Much of the discussion in prior legislative sessions and among those intent on shifting dollars away from public schools has used the word voucher … until fairly recently. While the word has largely fallen out of vogue, the idea that dollars should be reallocated remains and it’s important to understand that changing a name does little to change the fact that this diversion of funds is inconsistent with the requirements to adequately fund public education as defined in the Texas Constitution. And while the Texas Supreme Court, in their ruling, stated that current school finance laws meet the “minimum constitutional requirement”, what happens when funds are siphoned off and reallocated to a different form of school choice?
By the way, in this discussion of so-called school choice, remember that public education is a form of school choice!
Outgoing State Board of Education vice chairman Thomas Ratliff (@ratlifft) spelled this out very clearly in a recent Twitter post he wrote in which he expressed an opinion that Education Savings Accounts (is this the name de jour?) are the equivalent of what he called a “gigantic entitlement program”. He expressed particular concern that recipients of funds generated through education savings accounts are actually using funds that exceed what they have paid in taxes. He acknowledges that this would not be the case for some but certainly would apply to the majority.
What is particularly troubling, and is symptomatic of the issue relating to all choice other than public education, is that there is no accountability for how the money is spent. At a projected cost (according to Vice Chairman Ratilff) of approximately $6.4 B over the biennium, the lack of accountability has to be troubling even for the most ardent proponent of choices other than public education. How many of these individuals are willing to commit funds without any assurance that they are being spent in the intended manner and, perhaps more importantly, they are achieving the intended results?
The Lt. Governor has once again made it very clear that he intends to make vouchers (by whatever name!) a key focus of his agenda for the 85th Legislative Session. Every child deserves and is entitled to a quality education but simply moving dollars around offers no assurance that doing so will accomplish the objectives of ensuring that occurs. To the contrary, there is a very strong likelihood that any shift will have an adverse impact not just on those who “follow the money” but certainly on those who remain a part of the public education system.
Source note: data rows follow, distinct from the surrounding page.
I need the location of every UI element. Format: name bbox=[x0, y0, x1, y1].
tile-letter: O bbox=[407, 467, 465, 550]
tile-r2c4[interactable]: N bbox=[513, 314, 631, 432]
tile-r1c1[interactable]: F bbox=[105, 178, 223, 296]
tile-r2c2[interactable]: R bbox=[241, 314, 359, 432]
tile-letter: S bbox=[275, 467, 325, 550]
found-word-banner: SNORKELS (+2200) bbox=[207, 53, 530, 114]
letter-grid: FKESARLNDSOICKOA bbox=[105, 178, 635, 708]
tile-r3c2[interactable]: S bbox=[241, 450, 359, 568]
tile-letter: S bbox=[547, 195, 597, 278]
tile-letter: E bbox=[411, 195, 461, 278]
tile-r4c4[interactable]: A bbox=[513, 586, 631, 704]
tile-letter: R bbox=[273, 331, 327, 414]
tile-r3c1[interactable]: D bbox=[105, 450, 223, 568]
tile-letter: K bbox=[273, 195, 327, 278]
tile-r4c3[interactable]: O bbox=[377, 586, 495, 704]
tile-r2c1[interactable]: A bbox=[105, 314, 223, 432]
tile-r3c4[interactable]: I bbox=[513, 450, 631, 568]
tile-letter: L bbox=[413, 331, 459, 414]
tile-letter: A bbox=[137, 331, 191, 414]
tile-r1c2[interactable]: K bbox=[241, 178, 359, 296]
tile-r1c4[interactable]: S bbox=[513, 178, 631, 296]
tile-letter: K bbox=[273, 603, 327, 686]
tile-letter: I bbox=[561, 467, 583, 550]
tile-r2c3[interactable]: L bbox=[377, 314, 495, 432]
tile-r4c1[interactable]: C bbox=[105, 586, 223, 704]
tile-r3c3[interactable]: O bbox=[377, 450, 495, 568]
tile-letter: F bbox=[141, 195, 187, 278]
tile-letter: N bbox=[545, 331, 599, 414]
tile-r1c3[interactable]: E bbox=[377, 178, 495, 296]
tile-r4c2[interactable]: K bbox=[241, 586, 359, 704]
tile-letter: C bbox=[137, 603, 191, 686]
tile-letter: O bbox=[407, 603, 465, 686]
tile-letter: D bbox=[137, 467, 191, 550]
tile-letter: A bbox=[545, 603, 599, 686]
Regardless of one’s position on vouchers (by whatever name!), it’s critical that we not fall prey to statements that the public education system is flawed and thus warrants a shift in focus and dollars. It’s critical that those of us who are public education advocates continue to push for accountability regardless of the outcome and to ensure that the more than 5.2 million public education students receive the education to which they are constitutionally entitled, to continue our efforts to Make Education a Priority.